I saw a question while I was studying for OCCAM and CSP ( Communicating Sequential Processes ). I found some basic answers like;
- they both for parallel programming,
- they get input with question mark(?),
- send output with exclamation mark(!).
But I want to find out more technical details about their common features.
On CSP
Hoare's CSP was completed during 1979 ~ 1984, when his Book on CSP ( today having some 260+ pages ) was first published in 1985.

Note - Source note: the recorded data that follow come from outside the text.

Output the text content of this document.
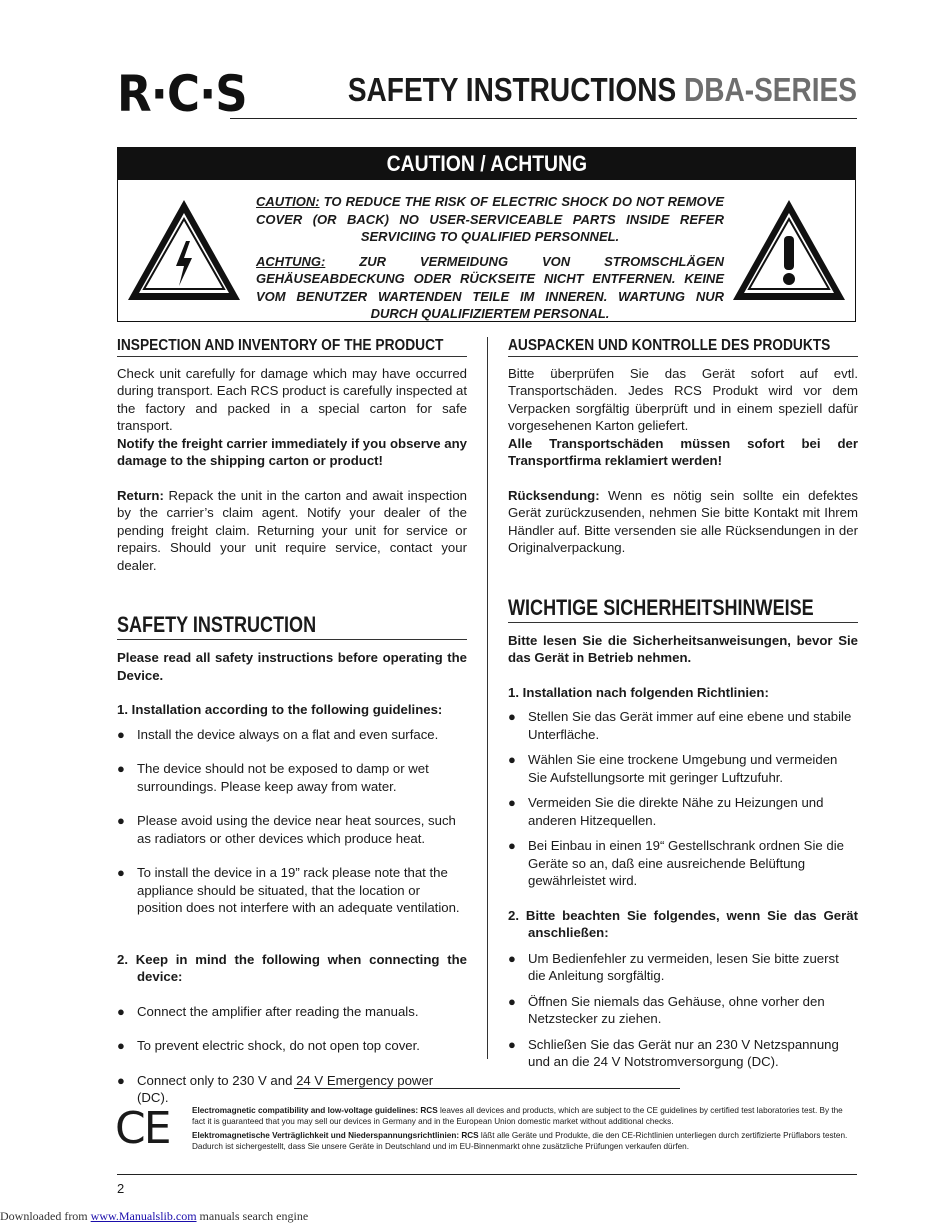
R·C·S	SAFETY INSTRUCTIONS DBA-SERIES
CAUTION / ACHTUNG

CAUTION: TO REDUCE THE RISK OF ELECTRIC SHOCK DO NOT REMOVE COVER (OR BACK) NO USER-SERVICEABLE PARTS INSIDE REFER SERVICIING TO QUALIFIED PERSONNEL.

ACHTUNG: ZUR VERMEIDUNG VON STROMSCHLÄGEN GEHÄUSEABDECKUNG ODER RÜCKSEITE NICHT ENTFERNEN. KEINE VOM BENUTZER WARTENDEN TEILE IM INNEREN. WARTUNG NUR DURCH QUALIFIZIERTEM PERSONAL.

INSPECTION AND INVENTORY OF THE PRODUCT

Check unit carefully for damage which may have occurred during transport. Each RCS product is carefully inspected at the factory and packed in a special carton for safe transport.

Notify the freight carrier immediately if you observe any damage to the shipping carton or product!

Return: Repack the unit in the carton and await inspection by the carrier’s claim agent. Notify your dealer of the pending freight claim. Returning your unit for service or repairs. Should your unit require service, contact your dealer.

SAFETY INSTRUCTION

Please read all safety instructions before operating the Device.

1. Installation according to the following guidelines:

● Install the device always on a flat and even surface.

● The device should not be exposed to damp or wet surroundings. Please keep away from water.

● Please avoid using the device near heat sources, such as radiators or other devices which produce heat.

● To install the device in a 19” rack please note that the appliance should be situated, that the location or position does not interfere with an adequate ventilation.

2. Keep in mind the following when connecting the device:

● Connect the amplifier after reading the manuals.

● To prevent electric shock, do not open top cover.

● Connect only to 230 V and 24 V Emergency power (DC).

AUSPACKEN UND KONTROLLE DES PRODUKTS

Bitte überprüfen Sie das Gerät sofort auf evtl. Transportschäden. Jedes RCS Produkt wird vor dem Verpacken sorgfältig überprüft und in einem speziell dafür vorgesehenen Karton geliefert.

Alle Transportschäden müssen sofort bei der Transportfirma reklamiert werden!

Rücksendung: Wenn es nötig sein sollte ein defektes Gerät zurückzusenden, nehmen Sie bitte Kontakt mit Ihrem Händler auf. Bitte versenden sie alle Rücksendungen in der Originalverpackung.

WICHTIGE SICHERHEITSHINWEISE

Bitte lesen Sie die Sicherheitsanweisungen, bevor Sie das Gerät in Betrieb nehmen.

1. Installation nach folgenden Richtlinien:

● Stellen Sie das Gerät immer auf eine ebene und stabile Unterfläche.

● Wählen Sie eine trockene Umgebung und vermeiden Sie Aufstellungsorte mit geringer Luftzufuhr.

● Vermeiden Sie die direkte Nähe zu Heizungen und anderen Hitzequellen.

● Bei Einbau in einen 19“ Gestellschrank ordnen Sie die Geräte so an, daß eine ausreichende Belüftung gewährleistet wird.

2. Bitte beachten Sie folgendes, wenn Sie das Gerät anschließen:

● Um Bedienfehler zu vermeiden, lesen Sie bitte zuerst die Anleitung sorgfältig.

● Öffnen Sie niemals das Gehäuse, ohne vorher den Netzstecker zu ziehen.

● Schließen Sie das Gerät nur an 230 V Netzspannung und an die 24 V Notstromversorgung (DC).

CE	Electromagnetic compatibility and low-voltage guidelines: RCS leaves all devices and products, which are subject to the CE guidelines by certified test laboratories test. By the fact it is guaranteed that you may sell our devices in Germany and in the European Union domestic market without additional checks.

Elektromagnetische Verträglichkeit und Niederspannungsrichtlinien: RCS läßt alle Geräte und Produkte, die den CE-Richtlinien unterliegen durch zertifizierte Prüflabors testen. Dadurch ist sichergestellt, dass Sie unsere Geräte in Deutschland und im EU-Binnenmarkt ohne zusätzliche Prüfungen verkaufen dürfen.

2
Downloaded from www.Manualslib.com manuals search engine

This final version of CSP also includes channels, that allow process-to-process communication and synchronisation mechanics.
On
occam
David May, along with Hoare's team at Oxford, has concurrently with the evolution of CSP developed
occam
, a language tightly knit to the InMOS very innovative and very advanced TRANSPUTER processor-networks, deliberately intended to blend CSP into a practical programming language.There are un-"paralleled" advanced features of the
occam
language concept that contemporary languages may source from.A funny sample code (C) 2000, Fred Barnes with some fixes/mods from Peter Welch illustrates the powers of the language/CSP channel concepts on a toy example of a Bar-simulator, serving beers, while keeping the code readable and expressive.
In next waves, CSP and Occam have influenced each other ( for example in The Laws of Occam Programming ( ~90 pages, scanned copy ) ), touching as advanced topics as distributed real-time processing and many other advanced fields of interest.